6.Respond to the prompts for the following passwords:
a.The Crypto Officer password for the source partition
b.The HSM SO password for the backup HSM
c.If you are creating a new backup, you must provide the domain string for the source partition -- it is used to initialize the new backup partition so that objects can be cloned. If your target is an existing backup partition, the operation will proceed only if the domains match.
The backup begins once you have completed the authentication process.

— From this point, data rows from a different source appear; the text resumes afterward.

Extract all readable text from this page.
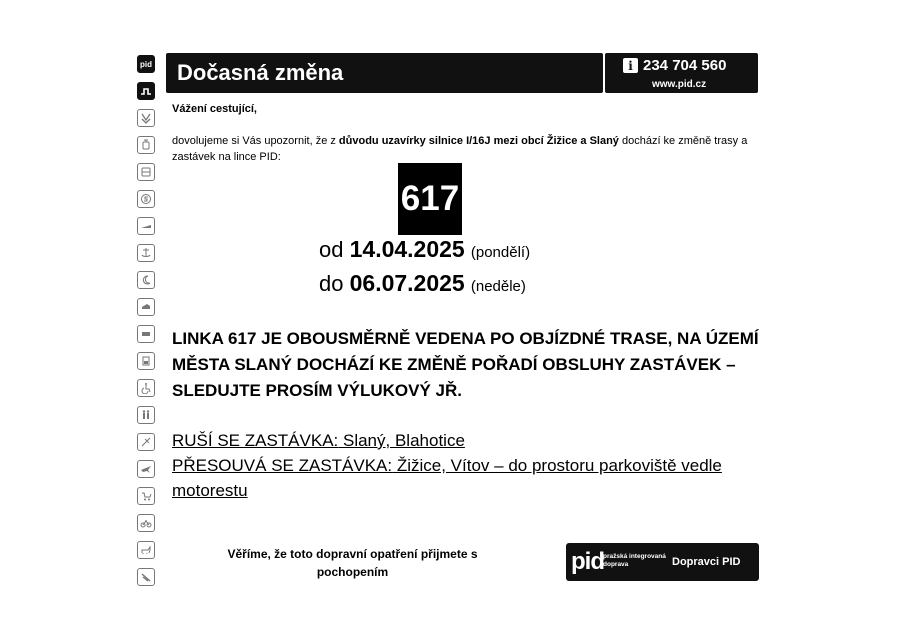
pid Dočasná změna	i 234 704 560
www.pid.cz
Vážení cestující,
dovolujeme si Vás upozornit, že z důvodu uzavírky silnice I/16J mezi obcí Žižice a Slaný dochází ke změně trasy a zastávek na lince PID:
617
od 14.04.2025 (pondělí)
do 06.07.2025 (neděle)
LINKA 617 JE OBOUSMĚRNĚ VEDENA PO OBJÍZDNÉ TRASE, NA ÚZEMÍ MĚSTA SLANÝ DOCHÁZÍ KE ZMĚNĚ POŘADÍ OBSLUHY ZASTÁVEK – SLEDUJTE PROSÍM VÝLUKOVÝ JŘ.
RUŠÍ SE ZASTÁVKA: Slaný, Blahotice
PŘESOUVÁ SE ZASTÁVKA: Žižice, Vítov – do prostoru parkoviště vedle motorestu
Věříme, že toto dopravní opatření přijmete s pochopením	pid pražská integrovaná
doprava	Dopravci PID
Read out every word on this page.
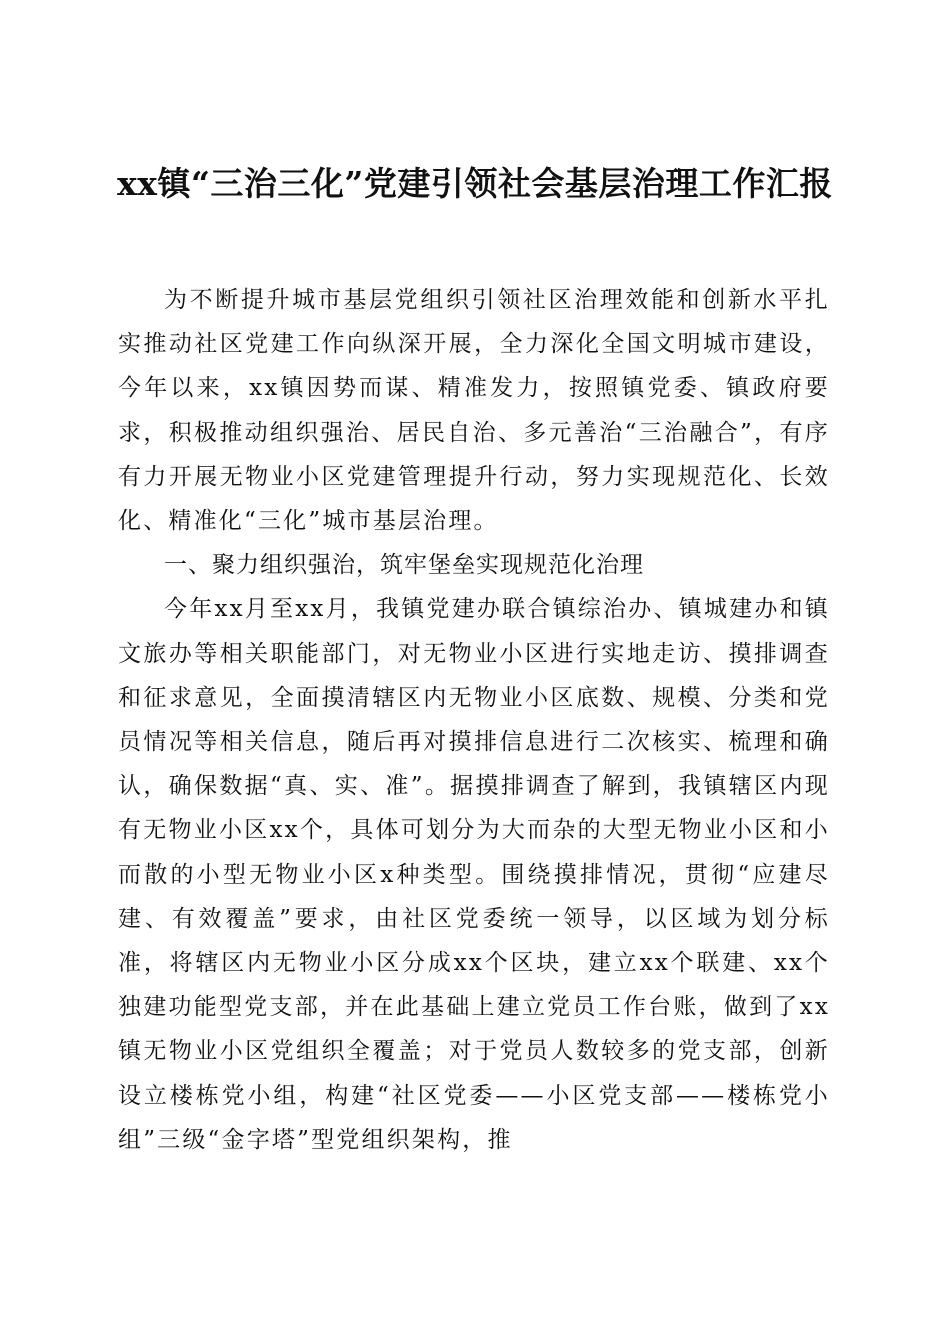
xx镇“三治三化”党建引领社会基层治理工作汇报

为不断提升城市基层党组织引领社区治理效能和创新水平扎实推动社区党建工作向纵深开展，全力深化全国文明城市建设，今年以来，xx镇因势而谋、精准发力，按照镇党委、镇政府要求，积极推动组织强治、居民自治、多元善治“三治融合”，有序有力开展无物业小区党建管理提升行动，努力实现规范化、长效化、精准化“三化”城市基层治理。

一、聚力组织强治，筑牢堡垒实现规范化治理

今年xx月至xx月，我镇党建办联合镇综治办、镇城建办和镇文旅办等相关职能部门，对无物业小区进行实地走访、摸排调查和征求意见，全面摸清辖区内无物业小区底数、规模、分类和党员情况等相关信息，随后再对摸排信息进行二次核实、梳理和确认，确保数据“真、实、准”。据摸排调查了解到，我镇辖区内现有无物业小区xx个，具体可划分为大而杂的大型无物业小区和小而散的小型无物业小区x种类型。围绕摸排情况，贯彻“应建尽建、有效覆盖”要求，由社区党委统一领导，以区域为划分标准，将辖区内无物业小区分成xx个区块，建立xx个联建、xx个独建功能型党支部，并在此基础上建立党员工作台账，做到了xx镇无物业小区党组织全覆盖；对于党员人数较多的党支部，创新设立楼栋党小组，构建“社区党委——小区党支部——楼栋党小组”三级“金字塔”型党组织架构，推
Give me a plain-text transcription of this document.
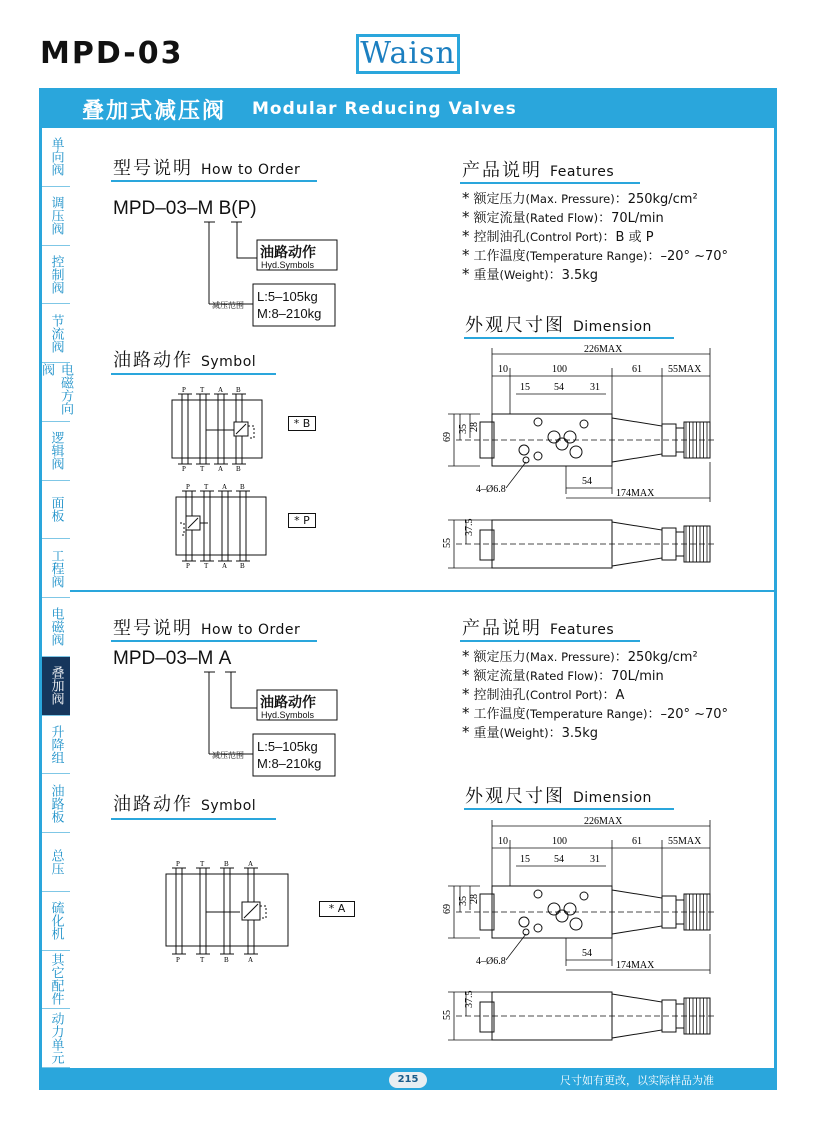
MPD-03	Waisn
叠加式减压阀 Modular Reducing Valves
单向阀
调压阀
控制阀
节流阀
电磁方向阀
逻辑阀
面板
工程阀
电磁阀
叠加阀
升降组
油路板
总压
硫化机
其它配件
动力单元
型号说明 How to Order
MPD–03–M B(P)
油路动作
Hyd.Symbols
减压范围
L:5–105kg
M:8–210kg
油路动作 Symbol
P T A B
P T A B
* B
P T A B
P T A B
* P
产品说明 Features
* 额定压力(Max. Pressure)：250kg/cm²
* 额定流量(Rated Flow)：70L/min
* 控制油孔(Control Port)：B 或 P
* 工作温度(Temperature Range)：–20° ~70°
* 重量(Weight)：3.5kg
外观尺寸图 Dimension
226MAX
10	100	61	55MAX
15 54	31
69
35 28
4–Ø6.8
54
174MAX
55
37.5
型号说明 How to Order
MPD–03–M A
油路动作
Hyd.Symbols
减压范围
L:5–105kg
M:8–210kg
油路动作 Symbol
P	T	B	A
P	T	B	A
* A
产品说明 Features
* 额定压力(Max. Pressure)：250kg/cm²
* 额定流量(Rated Flow)：70L/min
* 控制油孔(Control Port)：A
* 工作温度(Temperature Range)：–20° ~70°
* 重量(Weight)：3.5kg
外观尺寸图 Dimension
226MAX
10	100	61	55MAX
15 54	31
69
35 28
4–Ø6.8
54
174MAX
55
37.5
215	尺寸如有更改，以实际样品为准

Objects are backed up one at a time.
Restoring a Password-Authenticated Partition From Backup
You can restore the objects from a multifactor quorum-authenticated backup partition to the same partition that was originally backed up, or to another partition that has been initialized with the same domain string.
Prerequisites
Before beginning, ensure that you have satisfied the following prerequisites:
>You have the required credentials:
•The Crypto Officer password for the target partition
•The Crypto Officer password for the backup partition
>The target partition must be initialized with the same domain string as the backup partition.
>You are able to log in to the Luna Network HSM 7 appliance using an admin-level account to access LunaSH.
>[Pre-7.7.0 and V0 partitions only] The following policies are set (see HSM Capabilities and Policies and Partition Capabilities and Policies for more information):
•HSM policy 16: Enable network replication must be set to 1 (ON) on the HSM that hosts the user partition you want to restore to.
•Partition policy 0: Allow private key cloning must be set to 1 (ON) on the user partition you want to restore to.
•Partition policy 4: Allow secret key cloning must be set to 1 (ON) on the user partition you want to restore to.
To restore a password-authenticated partition
1.Configure your Luna Network HSM 7 as illustrated below:
a.Open a network (SSH) or serial connection to the appliance and log in as admin, or other admin-level user, to start a LunaSH session.
b.Connect the backup HSM directly to the Luna Network HSM 7 using the included USB cable.
NOTE The Luna Backup HSM 7 must be connected to one of the appliance USB ports, and not the one on the HSM card:
The Luna Network HSM 7 USB connection provides adequate power, and connecting the provided power supply is not recommended.
2.Display a list of application partitions; you require the label for the partition you are restoring to.
lunash:> partition list
3.Display a list of the existing backups.
lunash:> token backup partition list -serial <backup_hsm_serial_number>
4.Initiate the restore operation:
lunash:> partition restore -partition <target_user_partition_label> -tokenpar <backup_partition_label> -serial <backup_hsm_serial_number> {-add | -replace}
Use the -add option to add only new objects, or the -replace option to add new objects and overwrite existing objects.
CAUTION! If you are restoring a V1 backup to a V1 partition, use -add to restore the SMK. Use -replace only if you wish to erase any existing cryptographic material on the target partition. By default, V1 backups only include the SMK.
5.Respond to the prompts for the following passwords:
a.The Crypto Officer password for the target partition
b.The Crypto Officer password for the backup partition
The restore operation begins once you have completed the authentication process. Objects are restored one at a time.